Nigeria Erosion & Watershed Management Project (NEWMAP)
Federal Ministry of Agriculture & Water Resources
|SLM Focal Point|
|Country Focal Point|
Product Development Objectives
To reduce vulnerability to soil erosion in targeted sub-watersheds. This innovative, multi-sectoral project will finance State-led interventions to prevent and reverse land degradation on a demand-driven basis, initially focusing on gully erosion sites in ready southeastern States that threaten infrastructure and livelihoods. Investments are a strategic combination of civil engineering, vegetative land management and other watershed protection measures, plus complementary community-led livelihood enhancements.
Over the course of the 8-year project, sites in up to 11 States will phase in as States and their designs become ready. The sustainability of these investments will be reinforced by strengthening institutions and information services across sectors in all three tiers of government, including support to help improve governance, regulatory compliance, environmental monitoring, watershed and land use planning, and by strengthening the country’s capacity to promote and implement climate resilient, low carbon development. An impact evaluation is included to test aspects of project design.
Component 1: Investments in targeted areas
This component would aim to support on-the-ground interventions to address, prevent and reverse land degradation. The primary focus would be on addressing severe gully erosion in southeastern Nigeria, focusing on but not limited to the Anambra-Imo and Cross River basins. A strategic combination of engineering, biological, and community-centered lowtech measures would be deployed to (i) stabilize severe erosion sites, and (ii) prevent emerging erosion problems early on when intervention costs are low. Accordingly, interventions will include structural, vegetative, and adaptive natural resource based livelihood measures, coupled with micro-catchment planning where necessary; examples include:
- Structural land management measures and civil works such as cross-drainage, check dams, gabions, terracing and other slope stabilization works, river groynes, geotextiles, etc.

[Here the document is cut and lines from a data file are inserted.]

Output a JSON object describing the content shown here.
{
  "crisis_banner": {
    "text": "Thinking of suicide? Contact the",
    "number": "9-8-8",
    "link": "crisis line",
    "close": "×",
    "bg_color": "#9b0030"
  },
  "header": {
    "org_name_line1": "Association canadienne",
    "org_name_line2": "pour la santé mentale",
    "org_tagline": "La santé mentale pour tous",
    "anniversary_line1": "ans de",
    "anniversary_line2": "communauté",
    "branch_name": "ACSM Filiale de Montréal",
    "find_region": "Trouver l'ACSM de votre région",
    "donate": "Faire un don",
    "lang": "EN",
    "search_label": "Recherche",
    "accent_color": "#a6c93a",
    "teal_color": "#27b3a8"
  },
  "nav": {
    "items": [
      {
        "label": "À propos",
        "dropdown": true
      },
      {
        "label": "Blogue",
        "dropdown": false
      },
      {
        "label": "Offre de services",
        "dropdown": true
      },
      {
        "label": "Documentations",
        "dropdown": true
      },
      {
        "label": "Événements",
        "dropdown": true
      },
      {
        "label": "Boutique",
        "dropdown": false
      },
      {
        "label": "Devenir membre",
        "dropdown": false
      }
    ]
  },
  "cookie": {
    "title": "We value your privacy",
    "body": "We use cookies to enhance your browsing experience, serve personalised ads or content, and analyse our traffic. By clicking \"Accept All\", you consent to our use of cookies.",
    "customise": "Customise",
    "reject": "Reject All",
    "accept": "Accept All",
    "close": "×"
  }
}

- Vegetative land management measures such as afforestation, agroforestry, grassing, bunds, live check dams, no tillage, buffer strips, etc.
- Adaptive livelihood measures important for mobilizing local stakeholders to carry out, maintain and monitor erosion management practices, and to reduce pressure on land.
- Strengthening of communities and local authorities to carry out participatory micro-catchment planning in targeted investment areas, establish community resource management areas, promote selected land and water management and livelihood practices, and participate in investment implementation and monitoring.
This component will be implemented with appropriate planning, preparation, stakeholder involvement, and monitoring. A Gully Rapid Action for Slope Stabilization (GRASS) Facility is proposed to address the many emergency situations in existing gully propagation that pose immediate threats to lives, livelihoods, and critical infrastructure. Investment priorities for the GRASS facility will be informed by a rigorous typology of erosion problems. In addition, the component would support communities and local agencies to stem rills and incipient gullies in their early stages of formation, and address constraints to collective action.
Component 2: Institutional development and information systems for erosion management and watershed planning
This component would address longer-term sustainability by strengthening the enabling environment to address erosion and watershed degradation problems in a comprehensive manner across sectors and States. The component would support modernization and coordination of the many institutions involved in planning, management, assessment, enforcement, and monitoring of watershed and erosion related activities from sub-watershed to basin scales. To reinforce good design and prioritization of investment, the component would also support improvements in the policy environment, data modernization, development and application of analytical and monitoring tools, and diagnoses of watershed problems. The component would tentatively finance:
- Development of watershed action plans and monitoring arrangements based on analytical and stakeholder input including land use/land cover mapping.
- Development of coordination mechanisms for multi-sector and multi-scale planning, joint approaches; enabling policies, regulations, and by-laws; and harmonized guidelines for improved land and water management across actors at Federal and State levels;
- Strengthening of regulatory compliance, environmental assessments, and contract management related to erosion management at Federal and State levels; and Establishment of a comprehensive Dynamic Information System as well as other analytical, data, ICT, and monitoring tools that would support planning, prioritization, outreach, and management of investment activities. These could include real time land/water data networks; innovative use of ICT, remote sensing and use of Geographic Information Systems.
- Training to modernize federal and state institutions, coupled with outreach activities
- Establishment of an innovation facility to pilot possible payments for environmental services, investment competitions, innovation fairs, and other events.
Component 3: Project management
This component would aim to support the government at Federal and State levels to implement this project. This will include support for project management, including fiduciary aspects (procurement, financial management, environmental and social safeguards), project M&E, strategic communications, and documentation. In particular, a strong monitoring and learning framework will be set up to learn from past and ongoing interventions for adaptive management all through the process of project planning, implementation, and evaluation.